Agriculture to revisit the golden age of the 1950s and 60s? 27/06/2008 10:24:00 AM
If you missed agriculture's golden years of profitability during the 1950s and 1960s then stick around because they are about to return, says farm commodity analyst and former rural academic, John Chudleigh.
Emeritus Professor Chudleigh is bullish to the point of snorting and pawing the ground that a new era of higher global farm prices, particularly for grain, has dawned and won't end until the next major grain surplus.
"And I can't see that happening for five or 10 years," he told last week's AgriFocus 2025 conference in Sydney.
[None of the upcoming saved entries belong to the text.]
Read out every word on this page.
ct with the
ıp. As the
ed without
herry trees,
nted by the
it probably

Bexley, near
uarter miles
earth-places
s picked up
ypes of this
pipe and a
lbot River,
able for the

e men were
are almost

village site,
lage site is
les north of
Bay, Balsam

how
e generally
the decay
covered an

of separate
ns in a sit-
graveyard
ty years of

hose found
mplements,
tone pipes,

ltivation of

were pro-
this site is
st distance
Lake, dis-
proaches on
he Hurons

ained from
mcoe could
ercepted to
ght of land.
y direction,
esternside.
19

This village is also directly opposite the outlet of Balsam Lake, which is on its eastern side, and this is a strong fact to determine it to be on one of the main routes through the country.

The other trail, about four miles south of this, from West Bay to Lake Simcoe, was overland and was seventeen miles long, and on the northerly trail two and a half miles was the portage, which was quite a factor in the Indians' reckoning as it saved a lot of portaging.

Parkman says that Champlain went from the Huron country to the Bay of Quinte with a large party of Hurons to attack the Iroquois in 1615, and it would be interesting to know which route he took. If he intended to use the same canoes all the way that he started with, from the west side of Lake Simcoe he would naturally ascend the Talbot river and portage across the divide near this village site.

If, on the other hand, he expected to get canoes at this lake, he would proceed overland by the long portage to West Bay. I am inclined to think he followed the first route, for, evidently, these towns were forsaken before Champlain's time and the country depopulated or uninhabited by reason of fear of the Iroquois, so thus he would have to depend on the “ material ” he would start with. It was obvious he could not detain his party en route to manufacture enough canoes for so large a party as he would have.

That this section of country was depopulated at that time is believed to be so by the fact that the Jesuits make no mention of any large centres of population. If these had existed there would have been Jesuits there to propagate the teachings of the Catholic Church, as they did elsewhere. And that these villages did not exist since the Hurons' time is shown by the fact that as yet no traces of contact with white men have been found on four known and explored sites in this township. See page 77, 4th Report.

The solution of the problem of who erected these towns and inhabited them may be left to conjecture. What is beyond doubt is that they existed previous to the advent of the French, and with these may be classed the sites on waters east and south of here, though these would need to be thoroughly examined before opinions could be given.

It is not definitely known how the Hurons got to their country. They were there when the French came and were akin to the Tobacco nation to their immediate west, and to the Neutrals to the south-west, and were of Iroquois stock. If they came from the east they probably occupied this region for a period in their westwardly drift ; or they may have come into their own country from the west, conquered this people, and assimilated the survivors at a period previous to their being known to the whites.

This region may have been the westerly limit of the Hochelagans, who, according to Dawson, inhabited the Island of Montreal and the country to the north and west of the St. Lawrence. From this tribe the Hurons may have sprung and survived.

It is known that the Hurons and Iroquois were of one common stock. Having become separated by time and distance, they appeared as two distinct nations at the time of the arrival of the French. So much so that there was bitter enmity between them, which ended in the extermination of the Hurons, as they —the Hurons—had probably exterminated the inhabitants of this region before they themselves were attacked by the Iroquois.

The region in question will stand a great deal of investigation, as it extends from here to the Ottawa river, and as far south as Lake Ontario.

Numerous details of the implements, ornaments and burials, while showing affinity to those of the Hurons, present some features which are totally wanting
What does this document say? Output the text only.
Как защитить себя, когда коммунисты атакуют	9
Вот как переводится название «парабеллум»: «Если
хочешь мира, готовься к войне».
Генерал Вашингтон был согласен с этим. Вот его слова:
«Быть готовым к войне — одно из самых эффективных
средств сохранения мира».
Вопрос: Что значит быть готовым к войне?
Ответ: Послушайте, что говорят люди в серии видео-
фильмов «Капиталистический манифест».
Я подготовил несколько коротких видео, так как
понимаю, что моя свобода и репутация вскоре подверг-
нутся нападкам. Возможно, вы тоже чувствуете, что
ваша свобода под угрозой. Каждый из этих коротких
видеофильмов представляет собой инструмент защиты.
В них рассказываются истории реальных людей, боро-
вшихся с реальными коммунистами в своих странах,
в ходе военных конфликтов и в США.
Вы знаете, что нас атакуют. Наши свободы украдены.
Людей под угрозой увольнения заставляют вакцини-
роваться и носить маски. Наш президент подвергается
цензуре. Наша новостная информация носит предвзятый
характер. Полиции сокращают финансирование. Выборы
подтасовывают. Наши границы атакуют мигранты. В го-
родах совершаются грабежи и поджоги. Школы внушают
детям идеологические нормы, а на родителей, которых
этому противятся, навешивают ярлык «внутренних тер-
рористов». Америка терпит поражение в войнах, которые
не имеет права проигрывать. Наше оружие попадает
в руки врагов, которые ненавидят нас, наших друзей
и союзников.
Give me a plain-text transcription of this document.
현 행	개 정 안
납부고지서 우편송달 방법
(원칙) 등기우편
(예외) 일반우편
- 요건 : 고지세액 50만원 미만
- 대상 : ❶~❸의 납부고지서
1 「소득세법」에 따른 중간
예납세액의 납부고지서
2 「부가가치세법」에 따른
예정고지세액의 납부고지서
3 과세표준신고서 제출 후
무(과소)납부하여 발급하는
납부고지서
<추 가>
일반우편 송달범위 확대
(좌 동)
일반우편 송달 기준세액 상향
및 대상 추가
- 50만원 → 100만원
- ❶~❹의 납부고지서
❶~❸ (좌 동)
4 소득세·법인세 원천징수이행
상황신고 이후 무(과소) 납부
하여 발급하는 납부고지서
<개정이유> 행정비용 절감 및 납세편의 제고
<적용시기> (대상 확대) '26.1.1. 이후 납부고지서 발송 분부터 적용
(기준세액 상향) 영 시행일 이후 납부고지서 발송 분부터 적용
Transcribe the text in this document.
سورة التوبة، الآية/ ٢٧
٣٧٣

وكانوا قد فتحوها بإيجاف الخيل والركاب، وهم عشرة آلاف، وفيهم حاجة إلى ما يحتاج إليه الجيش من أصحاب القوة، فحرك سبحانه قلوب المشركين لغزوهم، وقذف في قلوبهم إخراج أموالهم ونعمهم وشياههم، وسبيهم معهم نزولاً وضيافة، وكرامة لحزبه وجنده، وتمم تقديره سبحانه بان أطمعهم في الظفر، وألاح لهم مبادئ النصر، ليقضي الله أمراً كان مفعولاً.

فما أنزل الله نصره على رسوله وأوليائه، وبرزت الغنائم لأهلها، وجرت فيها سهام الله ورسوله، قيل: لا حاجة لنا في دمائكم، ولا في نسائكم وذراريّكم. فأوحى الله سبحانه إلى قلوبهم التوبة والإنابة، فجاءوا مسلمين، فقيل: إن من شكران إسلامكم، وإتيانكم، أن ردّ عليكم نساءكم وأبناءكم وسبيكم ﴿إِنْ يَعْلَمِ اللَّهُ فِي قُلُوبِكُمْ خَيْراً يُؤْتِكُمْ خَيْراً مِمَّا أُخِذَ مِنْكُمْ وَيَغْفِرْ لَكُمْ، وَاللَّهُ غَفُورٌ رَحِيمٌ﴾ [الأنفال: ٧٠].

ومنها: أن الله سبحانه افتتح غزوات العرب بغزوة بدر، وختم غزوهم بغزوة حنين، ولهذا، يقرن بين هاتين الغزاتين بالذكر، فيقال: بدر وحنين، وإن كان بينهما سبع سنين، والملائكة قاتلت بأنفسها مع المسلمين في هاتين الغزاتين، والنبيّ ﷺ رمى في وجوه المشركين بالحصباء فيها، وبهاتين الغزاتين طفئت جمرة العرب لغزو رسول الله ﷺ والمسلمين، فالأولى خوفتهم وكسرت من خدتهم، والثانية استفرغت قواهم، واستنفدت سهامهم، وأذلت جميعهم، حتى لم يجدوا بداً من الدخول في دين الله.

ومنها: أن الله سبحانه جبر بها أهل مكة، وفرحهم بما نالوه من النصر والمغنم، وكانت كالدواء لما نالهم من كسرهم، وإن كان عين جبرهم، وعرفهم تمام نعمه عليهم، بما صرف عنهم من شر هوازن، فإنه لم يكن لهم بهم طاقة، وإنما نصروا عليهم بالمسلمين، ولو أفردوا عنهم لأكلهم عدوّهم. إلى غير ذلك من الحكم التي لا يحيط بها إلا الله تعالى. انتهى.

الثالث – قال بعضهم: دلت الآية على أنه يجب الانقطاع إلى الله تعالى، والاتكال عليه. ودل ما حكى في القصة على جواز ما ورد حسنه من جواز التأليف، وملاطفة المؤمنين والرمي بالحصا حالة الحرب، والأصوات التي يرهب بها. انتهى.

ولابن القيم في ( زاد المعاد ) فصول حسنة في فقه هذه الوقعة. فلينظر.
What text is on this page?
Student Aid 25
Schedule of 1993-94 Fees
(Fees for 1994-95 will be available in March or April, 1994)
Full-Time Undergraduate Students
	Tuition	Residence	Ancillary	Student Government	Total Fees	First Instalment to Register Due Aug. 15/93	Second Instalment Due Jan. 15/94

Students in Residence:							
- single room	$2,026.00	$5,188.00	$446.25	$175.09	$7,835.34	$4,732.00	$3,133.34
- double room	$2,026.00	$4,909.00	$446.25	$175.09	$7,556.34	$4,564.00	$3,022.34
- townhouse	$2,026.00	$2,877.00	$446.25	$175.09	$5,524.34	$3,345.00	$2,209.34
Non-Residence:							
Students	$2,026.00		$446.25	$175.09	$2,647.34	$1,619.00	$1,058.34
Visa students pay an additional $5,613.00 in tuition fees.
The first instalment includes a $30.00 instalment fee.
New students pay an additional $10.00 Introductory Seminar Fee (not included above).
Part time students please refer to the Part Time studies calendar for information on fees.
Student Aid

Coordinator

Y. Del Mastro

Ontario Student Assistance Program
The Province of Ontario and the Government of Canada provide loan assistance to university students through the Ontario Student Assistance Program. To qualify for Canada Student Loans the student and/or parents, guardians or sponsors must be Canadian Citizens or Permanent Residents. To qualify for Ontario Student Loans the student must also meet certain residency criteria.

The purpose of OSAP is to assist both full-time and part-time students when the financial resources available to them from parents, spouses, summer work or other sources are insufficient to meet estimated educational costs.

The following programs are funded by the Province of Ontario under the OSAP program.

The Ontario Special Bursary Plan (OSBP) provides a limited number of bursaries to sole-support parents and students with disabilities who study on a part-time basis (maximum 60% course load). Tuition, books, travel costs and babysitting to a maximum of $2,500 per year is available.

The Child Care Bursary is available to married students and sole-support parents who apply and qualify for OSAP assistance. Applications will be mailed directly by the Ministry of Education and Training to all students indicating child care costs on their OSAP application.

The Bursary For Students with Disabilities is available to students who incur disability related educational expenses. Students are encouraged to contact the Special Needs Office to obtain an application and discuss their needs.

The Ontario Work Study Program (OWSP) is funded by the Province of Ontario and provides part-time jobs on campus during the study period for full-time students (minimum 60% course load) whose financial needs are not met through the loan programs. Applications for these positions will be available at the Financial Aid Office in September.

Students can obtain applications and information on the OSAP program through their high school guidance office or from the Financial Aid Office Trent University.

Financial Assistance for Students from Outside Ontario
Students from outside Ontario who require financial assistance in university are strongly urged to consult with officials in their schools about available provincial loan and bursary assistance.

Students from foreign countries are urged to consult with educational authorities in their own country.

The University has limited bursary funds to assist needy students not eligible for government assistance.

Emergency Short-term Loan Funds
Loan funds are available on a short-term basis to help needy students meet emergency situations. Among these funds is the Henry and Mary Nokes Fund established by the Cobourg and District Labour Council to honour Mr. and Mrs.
It would take a decade of higher prices to drive the level of investment and research needed for the world to ensure its future food needs, he said.
But not all rural commodities will be winners from this forecast sustained burst in stagflation with the bullish professor ironically predicting beef prices were unlikely to stampede upwards because of their lack of competiveness with cheaper and more feed-efficient pork and chicken.
Dubbed "Professor Gloom and Doom" by his students at Orange Agricultural College, NSW, 20 years ago, Professor Chudleigh said world grain production and demand were now so tightly matched and stretched that a big natural disaster like a drought in a major production country could "set something alight that we have never seen before".
"Never in the history of the planet has its (farm) resources been so challenged to meet the demand of the market," he said.
World grain production was tipped to hit new planting and yield records in 2008-09 but that would do little to put a dent in rising demand being driven by the booming economies of China and India and the diversion of grains into biofuels, particularly in the US and the EU.
Coarse grains would run short next year as the world continued to lift pork and poultry production to meet protein demand, he said, which would force livestock feeders to turn to wheat.
In the coming 12 months China would import an estimated 38 million tonnes of soybeans from North and South America for its intensive livestock industries.
Professor Chudleigh said in the past six years farmers around the globe had lifted annual field crop plantings by 40 million hectares to 890m ha yet the world was still struggling with grain shortages that had sent prices for key cereal staples like rice and corn skyrocketing and triggered food riots in some countries.
"Even if we found an extra five to 10m ha of crop a year (by mixed farmers switching more land into cropping) we still won't meet demand," he said.
"Maybe I am getting carried away but I have never seen this before."
Professor Chudleigh retired as principal of Orange Agricultural College (now the Faculty of Rural Management, University of Sydney) in early 2000 but has also spent much of his working life monitoring world food and fibre markets and now publishes a rural commodity newsletter called Analysing Agriculture from Orange where he also has a beef farm.
He said the world food squeeze would also trigger a rise in protectionism and restrictions to trade as governments moved to combat higher prices.
"The World Trade Organisation and the Doha Round are dead," he said.
And while Mr Chudleigh said the fundamentals were in place to create a lengthy period of rural prosperity - most notably an underlying robust world economy, continued boom times in China, annual world population growth of 77m a year and the likelihood of economic recovery in the US - there were also some big negatives facing farmers.
The price of key inputs such as oil and fertilisers were rising almost weekly while higher interest rates were unlikely to put a lid on inflationary pressures as workers pressed strongly for wages growth to cover higher prices.
And there was the risk the world could be plunged into economic depression or wars because of higher food and resource prices and financial and political uncertainty.
And the biggest negative facing Australian farmers, as always, was the ongoing lack of water.